In an era of budget cutbacks, any school that can't prove adequate demand for a sport is almost sure to lose that offering. Those student athletes who are left behind are simply out of luck.
Yet, at one Washington school where girls soccer was one of those sports on the chopping block, another solution emerged: The girls who wanted to play joined the boys team. Then, to the amazement of other coaches and student athletes, the girls who joined the team emerged as the team's stars.

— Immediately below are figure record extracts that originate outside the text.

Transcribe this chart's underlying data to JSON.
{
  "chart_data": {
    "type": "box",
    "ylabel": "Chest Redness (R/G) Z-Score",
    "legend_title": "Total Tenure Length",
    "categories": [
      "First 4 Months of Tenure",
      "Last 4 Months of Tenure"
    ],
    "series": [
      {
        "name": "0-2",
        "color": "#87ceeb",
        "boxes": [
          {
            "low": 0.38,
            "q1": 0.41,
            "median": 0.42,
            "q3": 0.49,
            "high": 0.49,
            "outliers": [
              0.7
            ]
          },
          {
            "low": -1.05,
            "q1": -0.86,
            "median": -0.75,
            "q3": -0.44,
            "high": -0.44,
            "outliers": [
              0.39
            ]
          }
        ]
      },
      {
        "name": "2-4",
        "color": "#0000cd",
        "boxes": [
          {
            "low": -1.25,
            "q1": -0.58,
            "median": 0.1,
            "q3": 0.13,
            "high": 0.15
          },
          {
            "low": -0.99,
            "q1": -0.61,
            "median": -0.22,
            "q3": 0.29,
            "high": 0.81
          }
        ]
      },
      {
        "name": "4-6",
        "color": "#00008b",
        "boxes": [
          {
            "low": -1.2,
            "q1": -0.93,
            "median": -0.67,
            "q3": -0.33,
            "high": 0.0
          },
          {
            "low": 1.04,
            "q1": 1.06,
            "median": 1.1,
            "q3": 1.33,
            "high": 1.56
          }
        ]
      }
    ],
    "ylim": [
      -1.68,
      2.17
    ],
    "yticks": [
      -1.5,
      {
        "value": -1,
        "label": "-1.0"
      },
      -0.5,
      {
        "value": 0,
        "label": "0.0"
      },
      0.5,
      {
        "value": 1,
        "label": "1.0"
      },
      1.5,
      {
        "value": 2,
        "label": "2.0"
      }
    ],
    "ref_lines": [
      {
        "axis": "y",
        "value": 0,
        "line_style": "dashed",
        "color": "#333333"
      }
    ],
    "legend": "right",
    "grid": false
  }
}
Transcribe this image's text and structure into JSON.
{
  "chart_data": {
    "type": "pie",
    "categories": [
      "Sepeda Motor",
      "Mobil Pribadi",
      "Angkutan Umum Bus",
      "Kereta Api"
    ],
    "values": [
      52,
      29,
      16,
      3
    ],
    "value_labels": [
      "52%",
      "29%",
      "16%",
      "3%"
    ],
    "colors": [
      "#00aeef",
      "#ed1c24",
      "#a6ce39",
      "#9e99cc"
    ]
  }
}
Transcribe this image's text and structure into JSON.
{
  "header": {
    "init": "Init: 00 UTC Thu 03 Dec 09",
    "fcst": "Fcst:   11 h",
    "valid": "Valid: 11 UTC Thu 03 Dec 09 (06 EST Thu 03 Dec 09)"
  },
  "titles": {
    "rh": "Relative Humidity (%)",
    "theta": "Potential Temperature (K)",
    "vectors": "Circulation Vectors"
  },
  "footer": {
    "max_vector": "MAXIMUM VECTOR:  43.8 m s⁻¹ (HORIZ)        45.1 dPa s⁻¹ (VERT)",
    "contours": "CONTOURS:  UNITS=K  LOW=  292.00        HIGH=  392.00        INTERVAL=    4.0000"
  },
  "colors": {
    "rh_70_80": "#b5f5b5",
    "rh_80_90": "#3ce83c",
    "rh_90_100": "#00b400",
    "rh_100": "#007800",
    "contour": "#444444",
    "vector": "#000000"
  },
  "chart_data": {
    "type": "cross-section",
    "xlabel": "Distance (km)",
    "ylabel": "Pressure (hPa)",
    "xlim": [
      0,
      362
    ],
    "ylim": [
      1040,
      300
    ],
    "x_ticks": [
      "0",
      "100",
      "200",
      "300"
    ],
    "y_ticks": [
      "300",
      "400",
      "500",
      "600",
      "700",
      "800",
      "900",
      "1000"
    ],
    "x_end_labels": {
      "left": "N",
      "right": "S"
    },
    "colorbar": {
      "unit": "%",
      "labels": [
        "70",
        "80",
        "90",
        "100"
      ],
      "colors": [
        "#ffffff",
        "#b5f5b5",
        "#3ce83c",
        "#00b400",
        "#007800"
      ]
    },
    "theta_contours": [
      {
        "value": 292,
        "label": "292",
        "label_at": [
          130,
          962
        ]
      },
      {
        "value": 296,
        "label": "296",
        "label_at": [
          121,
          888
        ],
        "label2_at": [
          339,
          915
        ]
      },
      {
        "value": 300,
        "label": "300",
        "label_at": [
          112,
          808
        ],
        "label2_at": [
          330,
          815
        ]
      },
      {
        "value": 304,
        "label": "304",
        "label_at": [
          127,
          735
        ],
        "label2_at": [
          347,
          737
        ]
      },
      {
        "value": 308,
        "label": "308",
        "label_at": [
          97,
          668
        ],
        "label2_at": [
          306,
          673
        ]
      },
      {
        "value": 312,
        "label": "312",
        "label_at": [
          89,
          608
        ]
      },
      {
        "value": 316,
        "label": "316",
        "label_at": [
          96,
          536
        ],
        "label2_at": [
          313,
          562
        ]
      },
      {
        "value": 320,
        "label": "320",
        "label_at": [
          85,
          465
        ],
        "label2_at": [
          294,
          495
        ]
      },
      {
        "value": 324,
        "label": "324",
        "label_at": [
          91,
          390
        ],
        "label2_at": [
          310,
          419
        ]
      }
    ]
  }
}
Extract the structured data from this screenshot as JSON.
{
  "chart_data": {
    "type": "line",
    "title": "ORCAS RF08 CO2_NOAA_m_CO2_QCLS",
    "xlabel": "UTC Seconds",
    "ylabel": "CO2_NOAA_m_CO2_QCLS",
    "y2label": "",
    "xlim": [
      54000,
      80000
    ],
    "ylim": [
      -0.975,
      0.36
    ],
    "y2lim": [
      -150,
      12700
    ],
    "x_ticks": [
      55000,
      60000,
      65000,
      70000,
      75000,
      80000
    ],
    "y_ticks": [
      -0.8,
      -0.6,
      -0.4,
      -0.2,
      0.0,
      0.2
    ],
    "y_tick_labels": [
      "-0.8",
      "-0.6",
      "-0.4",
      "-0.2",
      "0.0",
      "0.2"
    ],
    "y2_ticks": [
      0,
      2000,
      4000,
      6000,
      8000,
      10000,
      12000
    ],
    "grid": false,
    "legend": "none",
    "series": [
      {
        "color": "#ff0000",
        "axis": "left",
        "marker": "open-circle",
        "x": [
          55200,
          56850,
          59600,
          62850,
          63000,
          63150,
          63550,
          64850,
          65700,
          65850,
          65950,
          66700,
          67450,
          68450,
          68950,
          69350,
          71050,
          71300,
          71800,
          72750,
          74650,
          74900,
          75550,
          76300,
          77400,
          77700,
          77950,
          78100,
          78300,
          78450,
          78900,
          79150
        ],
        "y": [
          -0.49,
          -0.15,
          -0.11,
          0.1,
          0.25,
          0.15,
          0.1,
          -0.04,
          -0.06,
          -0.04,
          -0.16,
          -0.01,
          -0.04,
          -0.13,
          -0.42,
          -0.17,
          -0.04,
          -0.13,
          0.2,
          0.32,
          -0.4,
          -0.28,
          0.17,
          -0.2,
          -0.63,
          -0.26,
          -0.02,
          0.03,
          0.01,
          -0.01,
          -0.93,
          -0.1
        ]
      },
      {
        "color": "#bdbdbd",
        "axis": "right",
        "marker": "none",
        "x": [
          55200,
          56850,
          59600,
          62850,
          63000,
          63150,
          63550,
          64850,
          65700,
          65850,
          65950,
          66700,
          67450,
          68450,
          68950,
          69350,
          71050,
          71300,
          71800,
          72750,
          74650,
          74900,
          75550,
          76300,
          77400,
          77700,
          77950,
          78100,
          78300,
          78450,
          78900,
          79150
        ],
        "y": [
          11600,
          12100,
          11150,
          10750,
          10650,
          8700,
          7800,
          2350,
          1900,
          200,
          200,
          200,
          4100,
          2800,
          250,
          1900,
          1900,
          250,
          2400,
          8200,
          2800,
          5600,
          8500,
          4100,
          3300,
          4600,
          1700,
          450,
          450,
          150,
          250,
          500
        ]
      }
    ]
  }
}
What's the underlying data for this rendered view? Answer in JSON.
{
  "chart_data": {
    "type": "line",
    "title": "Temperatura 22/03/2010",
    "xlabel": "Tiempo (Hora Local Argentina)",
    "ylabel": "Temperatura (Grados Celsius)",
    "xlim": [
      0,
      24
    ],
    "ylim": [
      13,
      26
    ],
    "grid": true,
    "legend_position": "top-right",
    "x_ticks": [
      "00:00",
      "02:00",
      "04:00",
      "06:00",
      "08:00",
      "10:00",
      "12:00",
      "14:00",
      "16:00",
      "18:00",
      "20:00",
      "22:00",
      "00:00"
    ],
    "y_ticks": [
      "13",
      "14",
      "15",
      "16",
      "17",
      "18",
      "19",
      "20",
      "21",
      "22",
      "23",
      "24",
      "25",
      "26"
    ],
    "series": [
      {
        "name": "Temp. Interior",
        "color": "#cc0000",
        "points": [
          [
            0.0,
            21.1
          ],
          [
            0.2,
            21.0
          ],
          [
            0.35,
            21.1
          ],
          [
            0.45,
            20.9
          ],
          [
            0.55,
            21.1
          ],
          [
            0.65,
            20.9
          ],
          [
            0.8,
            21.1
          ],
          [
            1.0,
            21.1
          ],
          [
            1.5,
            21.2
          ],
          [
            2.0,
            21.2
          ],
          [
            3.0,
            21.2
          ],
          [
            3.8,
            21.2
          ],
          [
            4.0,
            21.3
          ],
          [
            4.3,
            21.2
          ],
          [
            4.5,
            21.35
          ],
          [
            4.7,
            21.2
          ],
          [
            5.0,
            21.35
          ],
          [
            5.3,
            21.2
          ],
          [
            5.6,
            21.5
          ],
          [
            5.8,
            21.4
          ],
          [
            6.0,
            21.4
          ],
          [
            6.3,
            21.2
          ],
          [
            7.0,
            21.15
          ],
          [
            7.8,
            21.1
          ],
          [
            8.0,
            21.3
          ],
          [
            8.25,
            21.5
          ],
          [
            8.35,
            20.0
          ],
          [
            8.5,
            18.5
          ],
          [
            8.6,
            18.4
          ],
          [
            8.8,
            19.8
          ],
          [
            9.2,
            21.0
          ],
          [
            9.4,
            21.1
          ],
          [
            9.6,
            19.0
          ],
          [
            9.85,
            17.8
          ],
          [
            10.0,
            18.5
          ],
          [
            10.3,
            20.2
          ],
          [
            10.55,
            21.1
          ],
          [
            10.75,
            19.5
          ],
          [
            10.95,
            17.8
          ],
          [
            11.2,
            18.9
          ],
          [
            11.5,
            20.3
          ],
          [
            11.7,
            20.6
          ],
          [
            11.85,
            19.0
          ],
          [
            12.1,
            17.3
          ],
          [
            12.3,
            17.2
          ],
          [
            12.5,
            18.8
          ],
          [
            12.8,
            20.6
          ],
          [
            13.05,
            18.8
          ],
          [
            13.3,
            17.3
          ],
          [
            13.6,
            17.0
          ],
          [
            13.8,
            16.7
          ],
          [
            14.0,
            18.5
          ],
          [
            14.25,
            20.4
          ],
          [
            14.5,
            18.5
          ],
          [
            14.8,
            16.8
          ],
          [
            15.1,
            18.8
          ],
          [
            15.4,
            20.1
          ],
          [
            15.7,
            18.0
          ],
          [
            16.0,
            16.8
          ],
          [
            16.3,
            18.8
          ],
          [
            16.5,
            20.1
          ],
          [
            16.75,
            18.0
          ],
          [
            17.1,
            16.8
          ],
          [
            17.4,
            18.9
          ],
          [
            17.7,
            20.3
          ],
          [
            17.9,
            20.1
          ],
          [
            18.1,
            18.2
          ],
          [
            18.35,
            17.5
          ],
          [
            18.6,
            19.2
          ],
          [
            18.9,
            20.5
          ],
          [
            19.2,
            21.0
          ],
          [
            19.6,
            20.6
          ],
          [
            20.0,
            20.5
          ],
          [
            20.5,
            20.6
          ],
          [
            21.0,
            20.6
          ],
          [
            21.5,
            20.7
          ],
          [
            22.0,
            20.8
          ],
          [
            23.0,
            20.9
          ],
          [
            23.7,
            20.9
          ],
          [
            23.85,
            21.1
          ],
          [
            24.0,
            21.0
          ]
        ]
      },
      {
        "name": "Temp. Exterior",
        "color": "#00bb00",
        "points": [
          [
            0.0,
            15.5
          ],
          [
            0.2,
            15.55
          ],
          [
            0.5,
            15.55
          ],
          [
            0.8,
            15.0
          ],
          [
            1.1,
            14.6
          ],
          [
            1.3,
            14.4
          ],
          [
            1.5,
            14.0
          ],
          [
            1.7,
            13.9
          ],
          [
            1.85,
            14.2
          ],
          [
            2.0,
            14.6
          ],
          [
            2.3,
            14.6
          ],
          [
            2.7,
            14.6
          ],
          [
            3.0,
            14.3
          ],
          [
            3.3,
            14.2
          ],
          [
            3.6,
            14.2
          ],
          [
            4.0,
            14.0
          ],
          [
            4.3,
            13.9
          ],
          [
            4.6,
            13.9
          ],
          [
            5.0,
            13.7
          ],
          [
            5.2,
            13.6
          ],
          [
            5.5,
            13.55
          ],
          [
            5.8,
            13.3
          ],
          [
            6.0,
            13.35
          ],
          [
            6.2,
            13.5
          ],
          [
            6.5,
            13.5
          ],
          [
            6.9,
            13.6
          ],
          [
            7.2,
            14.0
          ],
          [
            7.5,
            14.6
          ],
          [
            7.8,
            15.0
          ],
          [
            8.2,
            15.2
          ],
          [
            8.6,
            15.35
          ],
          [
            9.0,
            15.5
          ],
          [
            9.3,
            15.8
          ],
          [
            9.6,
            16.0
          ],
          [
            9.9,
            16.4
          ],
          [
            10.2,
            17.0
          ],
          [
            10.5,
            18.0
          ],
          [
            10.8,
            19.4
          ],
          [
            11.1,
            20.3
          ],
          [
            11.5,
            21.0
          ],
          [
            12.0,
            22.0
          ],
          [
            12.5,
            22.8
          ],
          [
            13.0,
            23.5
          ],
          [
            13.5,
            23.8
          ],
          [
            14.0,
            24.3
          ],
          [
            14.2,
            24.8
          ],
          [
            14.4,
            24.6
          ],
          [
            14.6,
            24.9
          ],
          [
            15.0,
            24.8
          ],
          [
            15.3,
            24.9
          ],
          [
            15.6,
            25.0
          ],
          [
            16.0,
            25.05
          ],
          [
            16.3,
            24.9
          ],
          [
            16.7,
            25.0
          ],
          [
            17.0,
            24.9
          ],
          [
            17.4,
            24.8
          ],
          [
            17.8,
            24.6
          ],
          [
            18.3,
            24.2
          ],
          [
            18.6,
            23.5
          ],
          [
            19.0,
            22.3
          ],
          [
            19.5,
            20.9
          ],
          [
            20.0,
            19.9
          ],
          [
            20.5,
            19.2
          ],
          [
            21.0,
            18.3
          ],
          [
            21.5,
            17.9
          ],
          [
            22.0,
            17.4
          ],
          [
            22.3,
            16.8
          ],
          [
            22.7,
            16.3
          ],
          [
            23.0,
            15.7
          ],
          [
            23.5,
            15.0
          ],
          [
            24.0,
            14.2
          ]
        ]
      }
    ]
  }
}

As reported by the Tacoma News Tribune, Tacoma (Wash.) Baptist School senior Becca McDonald and junior Bryanna Slattery joined the Tacoma Baptist boys team after the school phased out its girls program because of lack of participation. The pair of female players were forced to try out for the boys team just like all other players. Both were eventually selected on their merit.
"I have enough guys to field a team," Tacoma Baptist coach Josh Narayan told the News Tribune. "But I also thought (the girls) could help us. It has worked out for the best."
Now, with most of a season played, both girls are key contributors to Tacoma Baptist's success. McDonald, playing as a striker, has racked up an astonishing 17 goals and ranks as the team's second-leading scorer. Slattery lines up as a wing midfielder, where she often plays alongside her twin brother, Casey Slattery.
Making matters even more impressive is that the female tandem has stood out this year after spending a season away from the sport. Tacoma Baptist canceled the girls soccer program just before the 2011 campaign, with McDonald choosing to run cross country in the fall of her junior season and Slattery joining the volleyball team.
Now, both players are back in their more natural sports and making a lasting impression.
"I think the guys trusted me right away — all of them — but I didn't think it would be like that at all." McDonald told the News Tribune. "Everybody has been excited for me, telling me, 'Good job' and how they were glad I was on the team, regardless if I was a girl.
"I have heard a few people say, 'It is a girl,' and they do not respect me at first, or why do they have to mark a girl. But once the action starts, that goes away."